Esta disyuntiva formalista puede encontrar salida si, una vez más, salimos de los ámbitos racionalizadores de la academia y nos insertamos en la problemática polí­tica concreta de la subalternidad y sus luchas, así­ como en los espacios intersticiales de interacción polí­tica y cultural en los que la subalternidad y la centralidad se encuentran y se hibridizan, ya no vistos exclusivamente como espacios letrados sino, sobre todo, como espacios masivos de articulación de intereses polí­ticos compartidos, de articulación conflictiva de diferencias e identidades transculturadas, mestizadas e hí­bridas. Estos espacios se crean no sólo por medio de la lucha reivindicativa de los «nuevos movimientos sociales,» financiados casi siempre por la cooperación internacional (occidental, central, dominante) y, por ello, circunscritos a una lucha por insertarse en la centralidad mediante cuotas de poder, sino también por medio de la producción y el consumo mercantilizado de objetos de cultura popular, así­ como por medio del consumo y resignificación de bienes simbólicos globalizados, por parte de la subalternidad.

Sin embargo, estoy conciente de que el mero hecho de remitir la problemática al espacio del consumo y de los medios masivos de comunicación como articuladores de identidades colectivas hí­bridas, y de sacarla de los ámbitos de la adecuación o inadecuación letrada de representatividad subalterna, solamente (y eso ya es bastante pero no suficiente) nos abre una posibilidad de repensar el problema de la representación y la representatividad de la subalternidad en una dimensión más amplia, pero no necesariamente nos brinda (como creo que debiera ocurrir) una posibilidad solucionadora (aunque sea en teorí­a) de la problemática de la acción subalterna, su representación y representatividad. Para eso hace falta proponer estas formas de repensar las articulaciones hí­bridas de las identidades colectivas, como formas de reencauzar el debate polí­tico en un análisis concreto de una situación concreta y mediante categorí­as relativizadas y no binariamente opuestas. Y eso nos hace volver al espacio letrado. Me refiero a la dinámica discursiva en la que en la actualidad se desarrolla no sólo el debate sino la lucha polí­tica de los grupos «mayas» de Guatemala, en su afán por integrar la nación en condiciones de igualdad cultural y polí­tica, y de compartimiento del poder.

Se sabe que, en el subalterno, el anhelo de la representatividad equivale al anhelo de abandonar la condición de subalternidad.
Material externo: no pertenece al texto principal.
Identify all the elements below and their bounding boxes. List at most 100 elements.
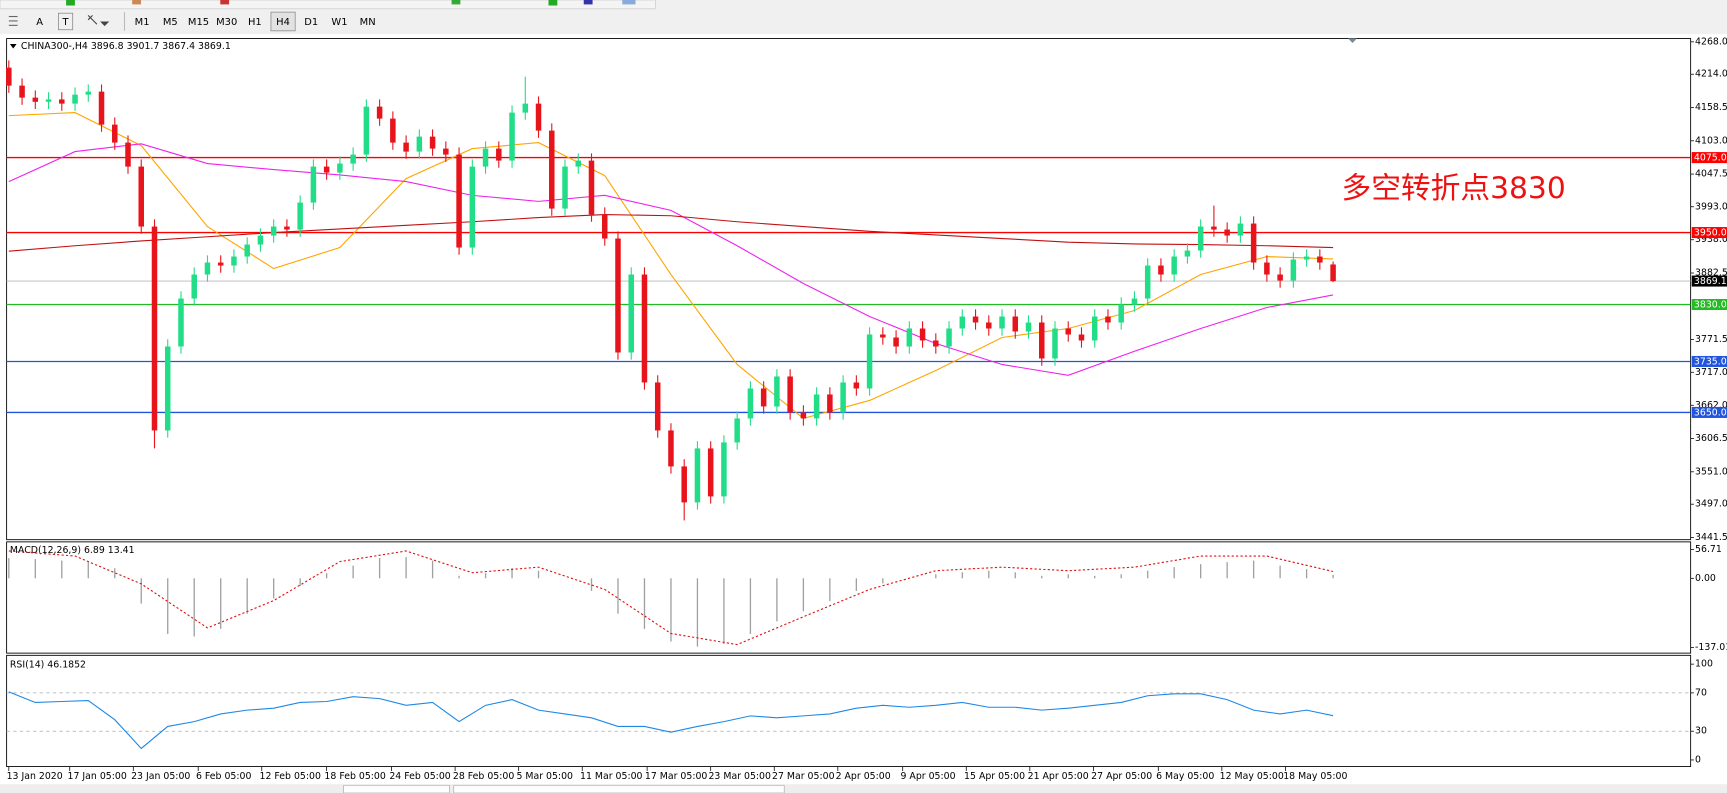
candle-body	[1237, 223, 1244, 236]
toolbar-icon[interactable]	[583, 0, 593, 5]
timeframe-button[interactable]: M5	[163, 17, 178, 28]
x-tick-label: 17 Jan 05:00	[68, 771, 127, 782]
candle-body	[429, 136, 436, 149]
chart-tab[interactable]	[453, 784, 785, 793]
y-tick-label: 3606.5	[1695, 433, 1727, 444]
timeframe-button[interactable]: M30	[216, 17, 237, 28]
x-tick-label: 18 Feb 05:00	[324, 771, 385, 782]
level-label: 4075.0	[1694, 153, 1727, 164]
y-tick-label: 0.00	[1695, 573, 1716, 584]
x-tick-label: 6 May 05:00	[1156, 771, 1214, 782]
candle-body	[509, 112, 515, 161]
candle-body	[827, 394, 833, 413]
candle-body	[986, 322, 992, 329]
candle-body	[45, 99, 52, 102]
tool-label[interactable]: T	[62, 17, 70, 28]
timeframe-button[interactable]: MN	[360, 17, 376, 28]
tab-strip	[0, 784, 1727, 793]
candle-body	[1197, 226, 1204, 251]
timeframe-button[interactable]: D1	[304, 17, 318, 28]
candle-body	[98, 91, 105, 125]
level-label: 3735.0	[1694, 357, 1727, 368]
toolbar-icon[interactable]	[220, 0, 230, 5]
candle-body	[906, 328, 913, 347]
candle-body	[403, 142, 409, 152]
text-tool-box[interactable]	[57, 12, 74, 31]
timeframe-button[interactable]: W1	[331, 17, 347, 28]
y-tick-label: 3497.0	[1695, 499, 1727, 510]
candle-body	[1118, 304, 1124, 323]
timeframe-button[interactable]: H1	[248, 17, 262, 28]
candle-body	[1091, 316, 1098, 341]
y-tick-label: 3662.0	[1695, 400, 1727, 411]
candle-body	[1052, 328, 1058, 359]
candle-body	[191, 274, 197, 299]
y-tick-label: 4214.0	[1695, 69, 1727, 80]
tool-icon[interactable]	[87, 15, 110, 27]
candle-body	[310, 166, 317, 203]
candle-body	[257, 235, 264, 245]
candle-body	[1264, 262, 1270, 275]
candle-body	[866, 334, 873, 389]
candle-body	[204, 262, 211, 275]
candle-body	[1025, 322, 1032, 332]
candle-body	[522, 103, 529, 113]
toolbar-icon[interactable]	[66, 0, 75, 6]
x-tick-label: 27 Apr 05:00	[1091, 771, 1152, 782]
candle-body	[1131, 298, 1138, 305]
y-tick-label: 3771.5	[1695, 334, 1727, 345]
y-tick-label: 30	[1695, 726, 1707, 737]
candle-body	[774, 376, 780, 407]
candle-body	[112, 124, 118, 143]
candle-body	[496, 148, 502, 161]
x-tick-label: 28 Feb 05:00	[453, 771, 514, 782]
candle-body	[535, 103, 542, 131]
timeframe-button[interactable]: M15	[188, 17, 209, 28]
x-tick-label: 6 Feb 05:00	[196, 771, 251, 782]
toolbar-icon[interactable]	[451, 0, 461, 5]
candle-body	[1250, 223, 1257, 263]
toolbar-icon[interactable]	[548, 0, 558, 6]
rsi-title: RSI(14) 46.1852	[10, 660, 86, 671]
candle-body	[59, 99, 65, 104]
y-tick-label: 100	[1695, 659, 1713, 670]
y-tick-label: 4268.0	[1695, 36, 1727, 47]
candle-body	[549, 130, 555, 209]
candle-body	[443, 148, 449, 155]
candle-body	[721, 442, 727, 497]
main-panel-frame	[6, 38, 1692, 541]
y-tick-label: 3717.0	[1695, 367, 1727, 378]
candle-body	[747, 388, 754, 419]
candle-body	[231, 256, 237, 266]
rsi-line	[8, 691, 1334, 750]
level-label-bg	[1691, 275, 1727, 287]
toolbar-icon[interactable]	[132, 0, 141, 5]
timeframe-button[interactable]: H4	[276, 17, 290, 28]
candle-body	[760, 388, 767, 407]
y-tick-label: 0	[1695, 754, 1701, 765]
rsi-panel-frame	[6, 654, 1692, 768]
level-label: 3950.0	[1694, 228, 1727, 239]
macd-panel-frame	[6, 541, 1692, 654]
candle-body	[6, 67, 12, 86]
candle-body	[323, 166, 330, 173]
chart-layer: 4268.0 4214.0 4158.5 4103.0 4047.5 3993.0 3938…	[6, 36, 1727, 782]
candle-body	[933, 340, 939, 347]
toolbar-icon[interactable]	[622, 0, 636, 5]
chart-shift-marker[interactable]	[1348, 38, 1357, 43]
x-tick-label: 23 Mar 05:00	[708, 771, 771, 782]
chart-tab[interactable]	[343, 784, 450, 793]
x-tick-label: 13 Jan 2020	[7, 771, 63, 782]
candle-body	[1065, 328, 1071, 335]
tool-label[interactable]: A	[36, 17, 43, 28]
candle-body	[217, 262, 224, 266]
candle-body	[1317, 256, 1323, 263]
candle-body	[151, 226, 158, 431]
candle-body	[350, 154, 356, 164]
chart-title: CHINA300-,H4 3896.8 3901.7 3867.4 3869.1	[21, 41, 231, 52]
candle-body	[1303, 256, 1310, 260]
timeframe-button[interactable]: M1	[135, 17, 150, 28]
level-label-bg	[1691, 152, 1727, 164]
candle-body	[297, 202, 303, 230]
candle-body	[681, 466, 687, 503]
Aquí­ es donde el problema formal se politiza. Hay que señalar que la subalternidad y sus dirigencias no plantean, hoy por hoy, la toma total del poder sino su compartimiento. El caso que mejor ilustra esto es el del movimiento zapatista en México. Los «mayas» de Guatemala plantean lo mismo y, claro, para ello reivindican su derecho a ejercer la «diferencia cultural.» Se trata de postular una especie de alteridad perenne, sólo que, ahora, igualitaria. La pregunta se impone: ¿si la diferencia llegara a ser igualitaria, serí­a alteridad? ¿O serí­a un mero elemento de una hibridación en marcha?